The last reunion the school held was in the late 1980s, shortly before the school closed, said Wright, who was the school secretary at the time.
It reopened in the early 2000s through the work of Sharon Tolbert-Glover, an advocate for minority education, who died in 2018.
“What I’m concentrating on is opening a school of excellence,” Tolbert-Glover told the Pioneer Press shortly after taking the job of reviving the school. “A K-12 Catholic school with an African-American tradition seeking Twin Cities children of all cultures.”
The school currently has pre-kindergarten through eighth grade classes.
Saturday’s event will include a dinner and presentations, including short videos which feature alumni, such as Melvin Carter Jr. — the father of St. Paul’s mayor, said St. Peter Claver Principal Terese Shimshock.
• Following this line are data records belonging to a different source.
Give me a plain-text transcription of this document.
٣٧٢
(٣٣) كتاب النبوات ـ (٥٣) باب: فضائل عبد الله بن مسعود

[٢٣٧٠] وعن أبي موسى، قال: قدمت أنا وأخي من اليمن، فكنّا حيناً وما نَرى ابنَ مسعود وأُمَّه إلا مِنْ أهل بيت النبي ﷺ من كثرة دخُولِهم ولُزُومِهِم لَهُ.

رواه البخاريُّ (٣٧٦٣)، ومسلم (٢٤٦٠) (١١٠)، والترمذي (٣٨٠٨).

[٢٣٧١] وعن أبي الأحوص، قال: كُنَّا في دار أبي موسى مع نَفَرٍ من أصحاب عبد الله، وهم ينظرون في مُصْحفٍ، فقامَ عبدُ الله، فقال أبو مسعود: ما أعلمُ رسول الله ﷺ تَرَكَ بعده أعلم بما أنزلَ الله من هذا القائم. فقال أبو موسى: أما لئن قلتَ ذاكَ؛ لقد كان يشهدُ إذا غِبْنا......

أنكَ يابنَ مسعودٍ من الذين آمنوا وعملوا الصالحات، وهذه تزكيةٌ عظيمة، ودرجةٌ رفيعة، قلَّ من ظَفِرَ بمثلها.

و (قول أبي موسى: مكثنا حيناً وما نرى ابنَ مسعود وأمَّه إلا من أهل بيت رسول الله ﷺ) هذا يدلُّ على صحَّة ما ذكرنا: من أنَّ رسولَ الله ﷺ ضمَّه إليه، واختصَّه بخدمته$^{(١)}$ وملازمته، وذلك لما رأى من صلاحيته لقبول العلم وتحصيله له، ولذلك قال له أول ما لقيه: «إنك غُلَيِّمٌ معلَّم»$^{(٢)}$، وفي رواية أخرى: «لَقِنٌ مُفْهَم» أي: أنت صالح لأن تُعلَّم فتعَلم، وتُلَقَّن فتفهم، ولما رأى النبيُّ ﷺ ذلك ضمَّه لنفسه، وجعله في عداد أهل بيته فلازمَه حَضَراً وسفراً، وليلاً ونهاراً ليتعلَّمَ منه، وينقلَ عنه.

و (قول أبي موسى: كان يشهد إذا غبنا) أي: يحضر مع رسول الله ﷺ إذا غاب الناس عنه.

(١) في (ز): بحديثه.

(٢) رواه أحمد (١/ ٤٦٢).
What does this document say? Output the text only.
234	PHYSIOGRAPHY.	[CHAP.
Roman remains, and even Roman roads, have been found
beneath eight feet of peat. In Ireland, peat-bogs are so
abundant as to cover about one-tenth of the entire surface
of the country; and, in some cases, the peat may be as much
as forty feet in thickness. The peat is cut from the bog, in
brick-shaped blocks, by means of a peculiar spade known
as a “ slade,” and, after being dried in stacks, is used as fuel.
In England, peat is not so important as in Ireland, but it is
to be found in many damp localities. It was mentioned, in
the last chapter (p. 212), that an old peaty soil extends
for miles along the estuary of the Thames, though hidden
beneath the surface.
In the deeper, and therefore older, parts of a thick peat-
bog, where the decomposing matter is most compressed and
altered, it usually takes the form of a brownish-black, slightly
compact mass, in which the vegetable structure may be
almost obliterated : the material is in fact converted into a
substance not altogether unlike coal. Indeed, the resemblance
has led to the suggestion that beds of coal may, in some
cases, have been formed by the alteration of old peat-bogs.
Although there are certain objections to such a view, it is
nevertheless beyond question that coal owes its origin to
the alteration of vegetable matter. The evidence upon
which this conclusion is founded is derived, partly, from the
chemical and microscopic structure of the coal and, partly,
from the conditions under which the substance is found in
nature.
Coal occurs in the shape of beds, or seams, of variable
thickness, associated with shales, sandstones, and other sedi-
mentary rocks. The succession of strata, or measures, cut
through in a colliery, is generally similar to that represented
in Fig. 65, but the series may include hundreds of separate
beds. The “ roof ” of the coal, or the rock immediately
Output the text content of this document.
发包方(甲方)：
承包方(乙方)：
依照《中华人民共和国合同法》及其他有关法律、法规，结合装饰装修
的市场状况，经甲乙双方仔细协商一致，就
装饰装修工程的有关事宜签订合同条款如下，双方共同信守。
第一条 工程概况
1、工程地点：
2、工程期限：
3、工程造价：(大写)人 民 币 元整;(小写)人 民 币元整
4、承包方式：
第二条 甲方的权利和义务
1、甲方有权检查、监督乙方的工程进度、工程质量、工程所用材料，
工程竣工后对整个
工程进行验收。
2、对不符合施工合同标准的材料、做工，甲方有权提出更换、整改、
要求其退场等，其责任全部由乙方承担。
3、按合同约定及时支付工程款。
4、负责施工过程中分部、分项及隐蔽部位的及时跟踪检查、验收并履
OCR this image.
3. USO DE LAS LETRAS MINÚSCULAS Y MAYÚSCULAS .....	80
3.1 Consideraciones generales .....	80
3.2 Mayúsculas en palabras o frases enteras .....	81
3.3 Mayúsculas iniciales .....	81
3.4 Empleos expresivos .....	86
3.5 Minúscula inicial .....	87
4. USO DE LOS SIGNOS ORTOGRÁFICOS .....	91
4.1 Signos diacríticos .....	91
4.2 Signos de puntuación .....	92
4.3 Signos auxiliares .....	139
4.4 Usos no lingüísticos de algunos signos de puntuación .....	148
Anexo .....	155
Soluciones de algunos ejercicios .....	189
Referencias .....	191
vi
“And then we have another video that is specifically because the Rondo neighborhood is so connected to St. Peter Claver, so we have some Rondo elders that are doing an interview also about what St. Peter Claver meant to them when they attended here,” Shimshock said.
Following Sunday’s Mass, an open house to see the school will be held from 11 a.m. to 2 p.m.
Being at the school is like being in a family and a it’s place where students have attended from around the Twin Cities because their friends or family did, Shimshock said.
“And they come because, ‘My aunties went here. My grandmas went here. My aunties’ grandmas went here.’ So it’s all about that, everyone’s connected to everyone somehow, some way,” Shimshock said.